Singapore's Computer-Connected Future Worries Government Critics
With its top-down control, the government of this city-state has been able to push through a rapid technology revolution
SINGAPORE — SINGAPORE'S government has ambitious plans to create a computer-linked, high-tech economy by the year 2015. But critics say the technological breakthroughs will come at the expense of individual liberties.
Under the government's information technology plan, IT2000, Singapore plans to develop a sophisticated computer network that will serve as an information highway.

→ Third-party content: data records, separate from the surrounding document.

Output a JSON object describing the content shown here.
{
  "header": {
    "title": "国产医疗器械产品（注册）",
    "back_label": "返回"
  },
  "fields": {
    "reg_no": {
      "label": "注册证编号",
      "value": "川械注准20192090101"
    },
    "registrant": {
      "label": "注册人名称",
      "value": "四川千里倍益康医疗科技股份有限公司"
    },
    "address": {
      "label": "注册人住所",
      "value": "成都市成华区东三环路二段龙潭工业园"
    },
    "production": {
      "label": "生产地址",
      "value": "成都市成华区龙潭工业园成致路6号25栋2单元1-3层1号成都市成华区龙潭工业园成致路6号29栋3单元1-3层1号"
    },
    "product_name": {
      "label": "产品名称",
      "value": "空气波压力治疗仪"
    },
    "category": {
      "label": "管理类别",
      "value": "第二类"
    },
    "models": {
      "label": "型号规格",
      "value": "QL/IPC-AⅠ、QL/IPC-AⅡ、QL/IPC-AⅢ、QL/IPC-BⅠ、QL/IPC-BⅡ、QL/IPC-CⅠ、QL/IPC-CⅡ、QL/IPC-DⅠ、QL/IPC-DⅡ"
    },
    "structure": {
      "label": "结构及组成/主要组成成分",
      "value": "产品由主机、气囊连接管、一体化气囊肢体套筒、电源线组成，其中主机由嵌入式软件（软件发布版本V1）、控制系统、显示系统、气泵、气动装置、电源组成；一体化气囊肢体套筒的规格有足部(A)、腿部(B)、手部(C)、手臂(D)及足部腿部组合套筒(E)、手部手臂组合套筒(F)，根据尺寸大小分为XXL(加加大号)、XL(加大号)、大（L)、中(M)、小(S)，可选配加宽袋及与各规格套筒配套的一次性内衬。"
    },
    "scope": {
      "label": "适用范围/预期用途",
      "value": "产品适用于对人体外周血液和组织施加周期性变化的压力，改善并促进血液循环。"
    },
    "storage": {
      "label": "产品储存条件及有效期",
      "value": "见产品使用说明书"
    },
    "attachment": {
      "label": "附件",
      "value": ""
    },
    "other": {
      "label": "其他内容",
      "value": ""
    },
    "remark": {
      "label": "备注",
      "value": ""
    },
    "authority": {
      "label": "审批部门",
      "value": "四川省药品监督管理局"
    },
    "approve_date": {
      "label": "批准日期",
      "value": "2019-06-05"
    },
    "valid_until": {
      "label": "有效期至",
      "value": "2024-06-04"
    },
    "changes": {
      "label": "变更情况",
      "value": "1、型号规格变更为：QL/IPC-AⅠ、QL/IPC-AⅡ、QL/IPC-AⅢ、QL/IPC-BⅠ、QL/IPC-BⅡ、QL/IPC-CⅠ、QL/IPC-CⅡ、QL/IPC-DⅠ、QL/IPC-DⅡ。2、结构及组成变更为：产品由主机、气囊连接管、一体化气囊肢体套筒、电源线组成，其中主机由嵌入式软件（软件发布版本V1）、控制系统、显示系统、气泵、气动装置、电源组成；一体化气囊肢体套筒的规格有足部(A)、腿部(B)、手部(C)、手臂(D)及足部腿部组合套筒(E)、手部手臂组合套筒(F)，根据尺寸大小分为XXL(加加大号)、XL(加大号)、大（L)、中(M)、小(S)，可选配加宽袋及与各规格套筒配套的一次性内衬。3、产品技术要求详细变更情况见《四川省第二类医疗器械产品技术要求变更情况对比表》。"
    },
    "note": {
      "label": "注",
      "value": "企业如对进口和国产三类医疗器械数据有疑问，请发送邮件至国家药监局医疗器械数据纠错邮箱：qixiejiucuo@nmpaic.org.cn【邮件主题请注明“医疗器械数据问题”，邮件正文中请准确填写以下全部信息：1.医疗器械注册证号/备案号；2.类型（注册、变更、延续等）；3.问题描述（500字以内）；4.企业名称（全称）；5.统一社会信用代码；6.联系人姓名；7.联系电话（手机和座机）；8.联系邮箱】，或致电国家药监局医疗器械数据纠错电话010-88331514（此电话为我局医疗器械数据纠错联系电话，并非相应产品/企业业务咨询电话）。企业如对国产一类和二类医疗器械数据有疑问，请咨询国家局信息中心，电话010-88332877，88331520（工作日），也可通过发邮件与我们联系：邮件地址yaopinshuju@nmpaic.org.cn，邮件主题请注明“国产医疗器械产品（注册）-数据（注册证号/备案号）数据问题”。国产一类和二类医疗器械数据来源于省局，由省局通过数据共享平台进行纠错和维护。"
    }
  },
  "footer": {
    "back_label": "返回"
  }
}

The government strongly encourages high technology, says Wilson Tan, South Asia region general manager for Apple Computer. "It's an open economy but a closed society," Mr. Tan says.

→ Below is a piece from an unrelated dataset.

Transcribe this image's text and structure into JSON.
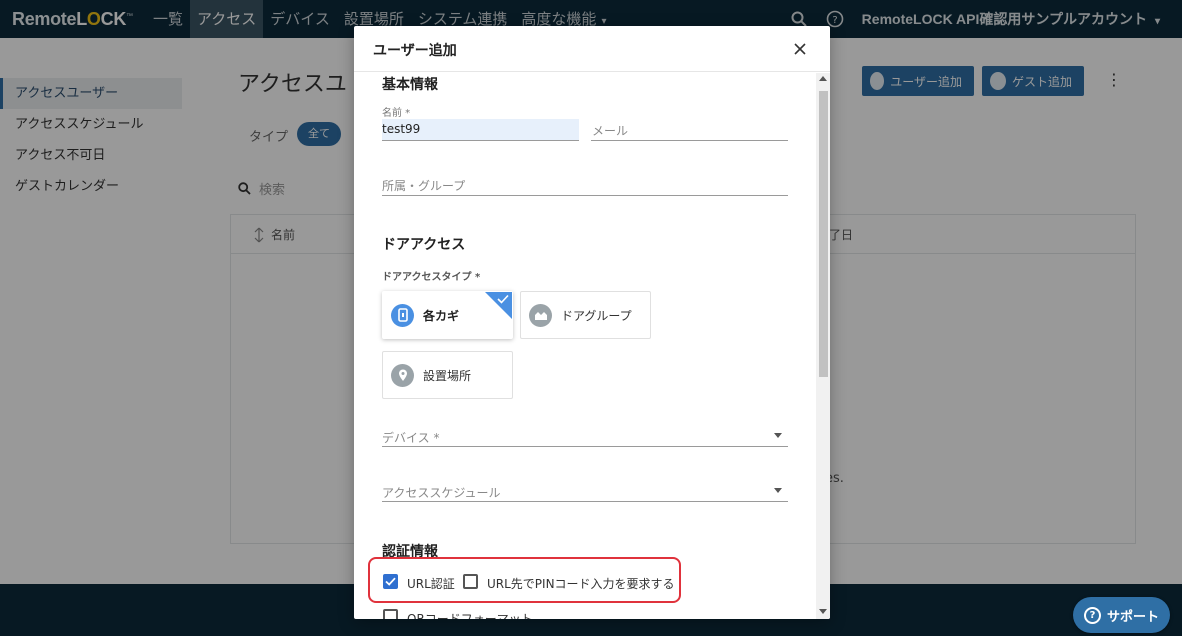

Critics say the government's computerization plans ignore privacy rights guaranteed in the US and other industrialized nations.
"Keeping a citizen's computer files secret isn't even an issue here," says a computer professional. "It's part of the government's general authoritarianism."
The National Computer Board developed IT2000 in 1991 as part of a long-term effort to move Singapore toward high value-added manufacturing and service industries. Major elements of the plan include:
* Building a fiber-optic information highway to connect phones, computers, and faxes in virtually every home and office.
* Developing fast and efficient computer networks. TradeNet already saves shipping traders about $1 billion a year by reducing paperwork processing time.
* Enhancing technology education. Teachers will broadcast to remote learning locations and multimedia computers will teach foreign languages. In one existing pilot project, university students call up class schedules or library data from laptop computers equipped with wireless modems.
Chin Tahn Joo, senior director of technology for the National Computer Board (NCB), says IT2000 goals are realistic. The NCB has spent the past 10 years computerizing virtually all government agencies. That process, in turn, encouraged the private sector to do the same. The government has introduced computer networks for lawyers, shippers, real estate agents, and medical professionals. It even distributes a low-cost computer program for filing income taxes.
Singapore's state-run universities have turned out highly trained professionals. "In the early 1980s we had only 700 trained computer professionals," Mrs. Chin says. "Now we have over 10,000." Singapore's total population is 3 million.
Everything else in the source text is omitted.